Our favorite masks are the ones from Aizenkobo in Kyoto, Japan. The outer fabric is dyed with natural indigo, and the inner fabric is a crisp, clean white cotton.
The summer mask is thinner along the top third so you can breathe more comfortably through your nose on a hot day.
The winter mask is thicker overall and has the added benefit of keeping your face warm and out of the wind on cold days.
They come with a lot of extra elastic cording to wrap around your ears, but we find they fit more comfortably when we untie the cords and retie them to fit around the head instead.
My husband prefers to hand wash his and allow them to air dry, but I toss mine in the laundry to machine wash and dry. Over time his have remained almost new-looking while mine have softened and lost that sharp look they had at first. I don’t mind.

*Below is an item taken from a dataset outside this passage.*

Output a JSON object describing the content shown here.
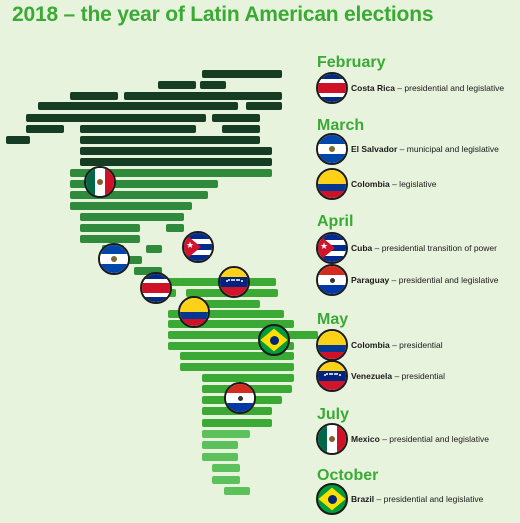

We have a limited supply of these masks in Small, Medium, and Large sizes. Which one do you need? Small fits children, Medium fits an average size face (I guess as a middle aged woman I’m average?), and Large is good for a man like my husband, who has a broader jaw and short beard.
These masks are very high quality in both materials and construction, designed to last a long time. I learned more about how well they are made when I replaced the nose bar in my husband’s mask recently (it wasn’t broken, he just wanted something stronger). I had to unpick two different seams to get in there, which was more effort than I had anticipated!
They are more expensive than most masks on the market, and we feel they are worth it. Each one has a different pattern on it, from crisscrossed pin tucks, to tidy grid pin tucks, to plain. They are each one of a kind.